In Good Faith: ‘Be Kind’ is a good start, but let’s go beyond
My openness to my neighbor at the airport reminded me that we all have points of connection if we are open to being vulnerable and kind.
I am still amazed at the conversation I had at an airport recently.
Over spring break, my wife and I had the occasion to spend a layover at Chicago's Midway airport. While we waited, my wife found a seat near an outlet and answered some emails. I soon noticed an older woman looking around for a seat so I invited her to sit beside me. Our conversation was one of the highlights of my trip!
The woman politely thanked me for offering her a seat, then she said, “I hope you don’t mind, but I'm a talker.” I said, “I am, too,” and the ensuing conversation changed me. She shared that she was heading to Arizona to spend spring break with her 19-year-old granddaughter. I shared that we, too, have a 19-year-old daughter whom I took on spring break last year with my 78-year-old mother. She quickly replied, “Isn’t youth wasted on the young?” I smiled knowingly. She continued to share that she was 79 years old.
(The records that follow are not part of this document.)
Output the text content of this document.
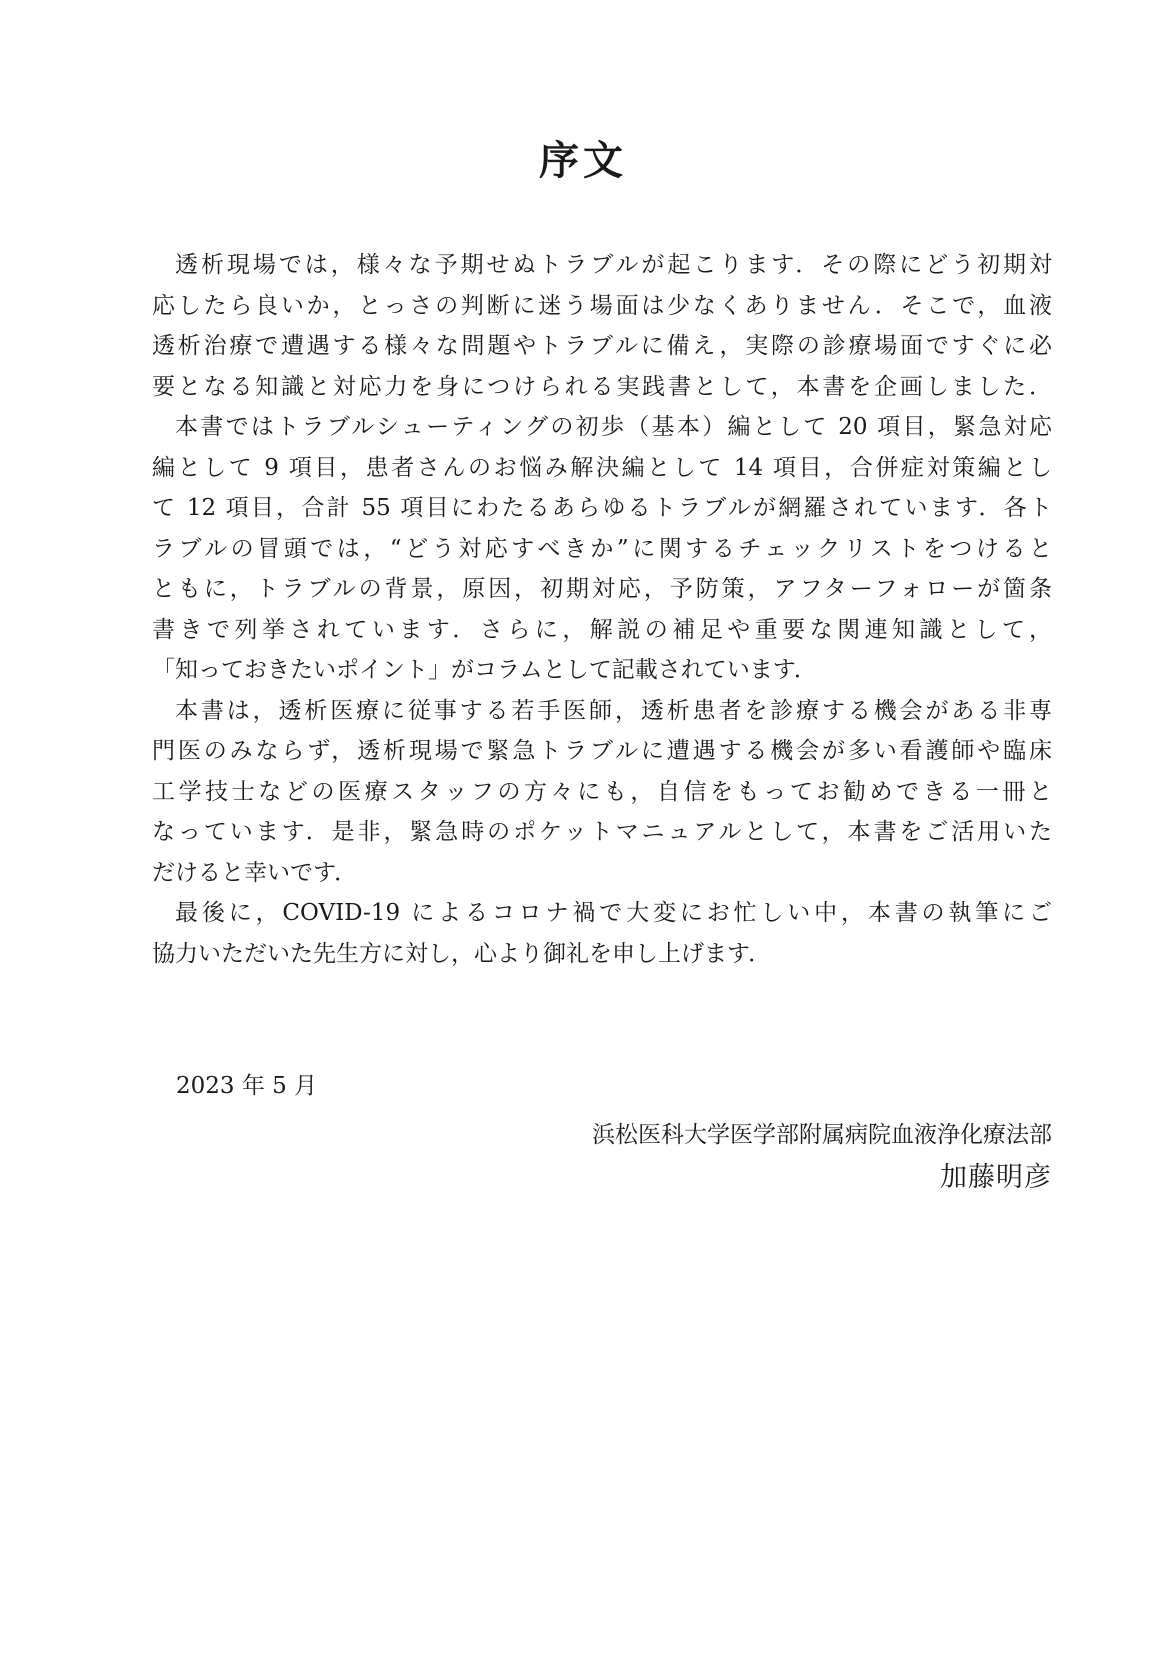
序文
透析現場では，様々な予期せぬトラブルが起こります．その際にどう初期対
応したら良いか，とっさの判断に迷う場面は少なくありません．そこで，血液
透析治療で遭遇する様々な問題やトラブルに備え，実際の診療場面ですぐに必
要となる知識と対応力を身につけられる実践書として，本書を企画しました．
本書ではトラブルシューティングの初歩（基本）編として 20 項目，緊急対応
編として 9 項目，患者さんのお悩み解決編として 14 項目，合併症対策編とし
て 12 項目，合計 55 項目にわたるあらゆるトラブルが網羅されています．各ト
ラブルの冒頭では，“どう対応すべきか”に関するチェックリストをつけると
ともに，トラブルの背景，原因，初期対応，予防策，アフターフォローが箇条
書きで列挙されています．さらに，解説の補足や重要な関連知識として，
「知っておきたいポイント」がコラムとして記載されています．
本書は，透析医療に従事する若手医師，透析患者を診療する機会がある非専
門医のみならず，透析現場で緊急トラブルに遭遇する機会が多い看護師や臨床
工学技士などの医療スタッフの方々にも，自信をもってお勧めできる一冊と
なっています．是非，緊急時のポケットマニュアルとして，本書をご活用いた
だけると幸いです．
最後に，COVID-19 によるコロナ禍で大変にお忙しい中，本書の執筆にご
協力いただいた先生方に対し，心より御礼を申し上げます．

2023 年 5 月

浜松医科大学医学部附属病院血液浄化療法部

加藤明彦
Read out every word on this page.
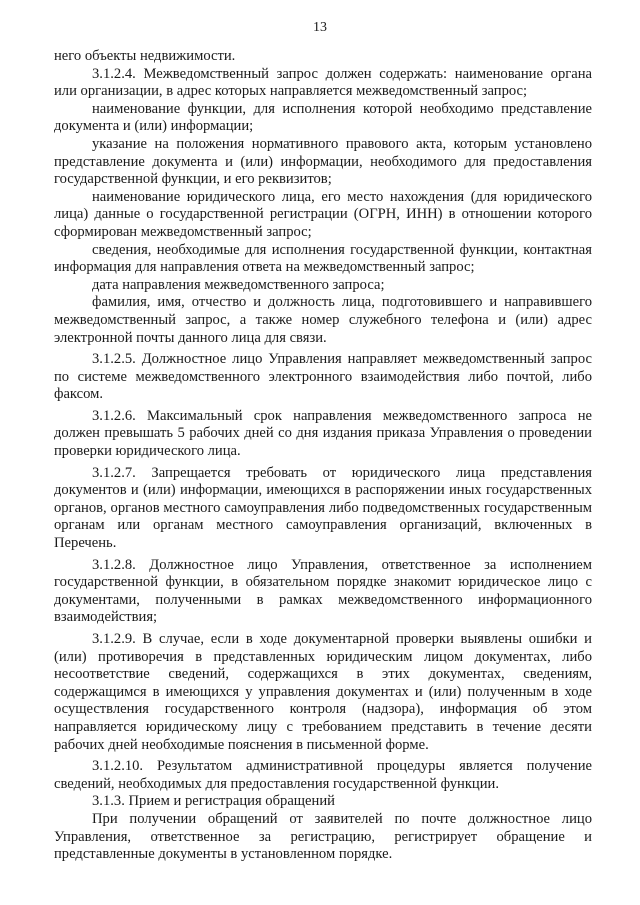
13

него объекты недвижимости.

3.1.2.4. Межведомственный запрос должен содержать: наименование органа или организации, в адрес которых направляется межведомственный запрос;

наименование функции, для исполнения которой необходимо представление документа и (или) информации;

указание на положения нормативного правового акта, которым установлено представление документа и (или) информации, необходимого для предоставления государственной функции, и его реквизитов;

наименование юридического лица, его место нахождения (для юридического лица) данные о государственной регистрации (ОГРН, ИНН) в отношении которого сформирован межведомственный запрос;

сведения, необходимые для исполнения государственной функции, контактная информация для направления ответа на межведомственный запрос;

дата направления межведомственного запроса;

фамилия, имя, отчество и должность лица, подготовившего и направившего межведомственный запрос, а также номер служебного телефона и (или) адрес электронной почты данного лица для связи.

3.1.2.5. Должностное лицо Управления направляет межведомственный запрос по системе межведомственного электронного взаимодействия либо почтой, либо факсом.

3.1.2.6. Максимальный срок направления межведомственного запроса не должен превышать 5 рабочих дней со дня издания приказа Управления о проведении проверки юридического лица.

3.1.2.7. Запрещается требовать от юридического лица представления документов и (или) информации, имеющихся в распоряжении иных государственных органов, органов местного самоуправления либо подведомственных государственным органам или органам местного самоуправления организаций, включенных в Перечень.

3.1.2.8. Должностное лицо Управления, ответственное за исполнением государственной функции, в обязательном порядке знакомит юридическое лицо с документами, полученными в рамках межведомственного информационного взаимодействия;

3.1.2.9. В случае, если в ходе документарной проверки выявлены ошибки и (или) противоречия в представленных юридическим лицом документах, либо несоответствие сведений, содержащихся в этих документах, сведениям, содержащимся в имеющихся у управления документах и (или) полученным в ходе осуществления государственного контроля (надзора), информация об этом направляется юридическому лицу с требованием представить в течение десяти рабочих дней необходимые пояснения в письменной форме.

3.1.2.10. Результатом административной процедуры является получение сведений, необходимых для предоставления государственной функции.

3.1.3. Прием и регистрация обращений

При получении обращений от заявителей по почте должностное лицо Управления, ответственное за регистрацию, регистрирует обращение и представленные документы в установленном порядке.
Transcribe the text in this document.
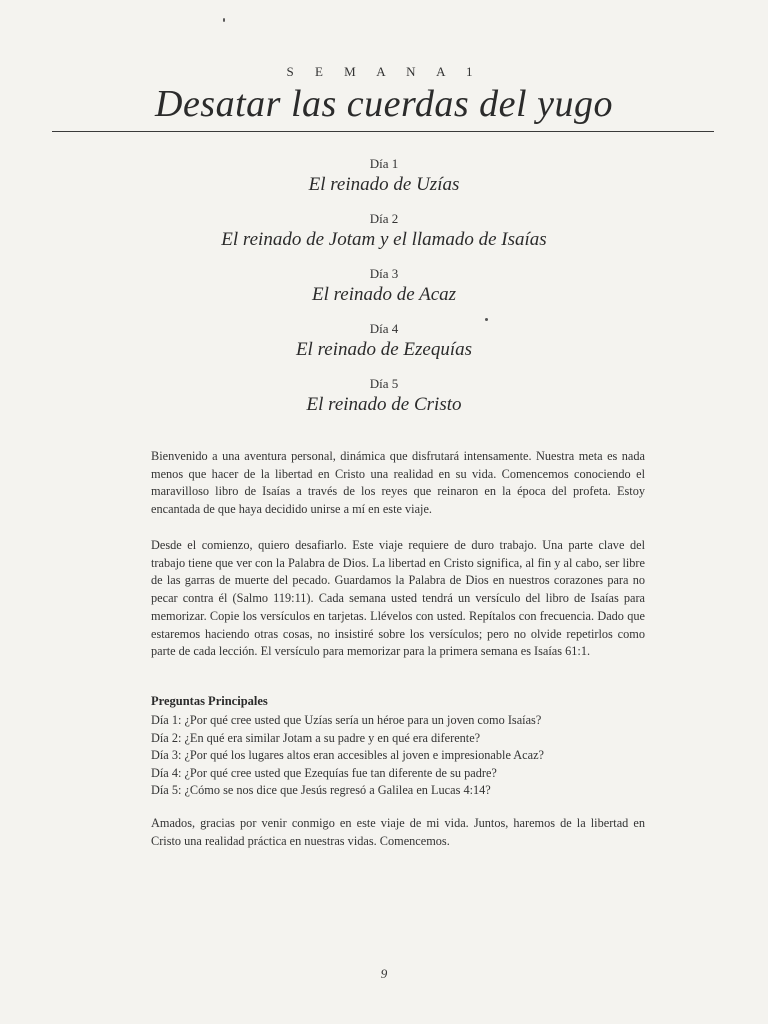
S E M A N A 1
Desatar las cuerdas del yugo
Día 1
El reinado de Uzías
Día 2
El reinado de Jotam y el llamado de Isaías
Día 3
El reinado de Acaz
Día 4
El reinado de Ezequías
Día 5
El reinado de Cristo

Bienvenido a una aventura personal, dinámica que disfrutará intensamente. Nuestra meta es nada menos que hacer de la libertad en Cristo una realidad en su vida. Comencemos conociendo el maravilloso libro de Isaías a través de los reyes que reinaron en la época del profeta. Estoy encantada de que haya decidido unirse a mí en este viaje.

Desde el comienzo, quiero desafiarlo. Este viaje requiere de duro trabajo. Una parte clave del trabajo tiene que ver con la Palabra de Dios. La libertad en Cristo significa, al fin y al cabo, ser libre de las garras de muerte del pecado. Guardamos la Palabra de Dios en nuestros corazones para no pecar contra él (Salmo 119:11). Cada semana usted tendrá un versículo del libro de Isaías para memorizar. Copie los versículos en tarjetas. Llévelos con usted. Repítalos con frecuencia. Dado que estaremos haciendo otras cosas, no insistiré sobre los versículos; pero no olvide repetirlos como parte de cada lección. El versículo para memorizar para la primera semana es Isaías 61:1.

Preguntas Principales
Día 1: ¿Por qué cree usted que Uzías sería un héroe para un joven como Isaías?
Día 2: ¿En qué era similar Jotam a su padre y en qué era diferente?
Día 3: ¿Por qué los lugares altos eran accesibles al joven e impresionable Acaz?
Día 4: ¿Por qué cree usted que Ezequías fue tan diferente de su padre?
Día 5: ¿Cómo se nos dice que Jesús regresó a Galilea en Lucas 4:14?

Amados, gracias por venir conmigo en este viaje de mi vida. Juntos, haremos de la libertad en Cristo una realidad práctica en nuestras vidas. Comencemos.

9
When she was 19, she and I could not have been having this conversation. It would have been frowned upon, to say the least, as she was a black woman from the South. I acknowledged that history, and then said, “I am glad we are talking. I teach religion in a Catholic high school. We often speak of social issues, including social justice." That opened a long conversation for us!
We talked about civility, Martin Luther and human dignity. I'm sure I learned more from her than she did from me. Toward the end, I pulled out a picture of my daughter, who is biracial, to show this kind woman. Her eyes lit up and she got the biggest smile on her face. She complimented my daughter's kind eyes and brilliant smile, then said, “I hope you are enjoying her.” I said, “Yes, most days.” Of course we shared a laugh over that reference to the teen years.
Soon after, she caught sight of her daughter and granddaughter and excused herself. We wished each other safe travels and thanked each other for our enlightening conversation.
As I think about this conversation, I realize I didn’t even catch her name. But it didn't matter. I still felt a real connection with her.
A question she left me to ponder was, where is civility in our society today? I wish I would have had this answer ready for her. I don't believe civility is dead.
I actually see it whenever I am having a one-on-one conversation with anyone, whether in a supermarket, at work or with my family. Of course, we all exhibit great care to those closest to us. But I hope the more we practice it at home, the more we will also do it with anyone we meet on any given day.
We have all seen T-shirts with the phrase “Be Kind.” That is a great reminder. But I'm referring to something deeper and more conscious than that. It is to pause and recognize the dignity of every person we meet. It is living out the wonderful command from Jesus, “Love your neighbor as yourself.”
My openness to my neighbor at the airport reminded me that we all have points of connection if we are open to being vulnerable and kind. In this era, I think that's what the world needs more of if we're going to help our society heal from its divisions.
That's an effort I can make and will make more often.
Mark Nuehring is a theology teacher at Bethlehem Academy in Faribault.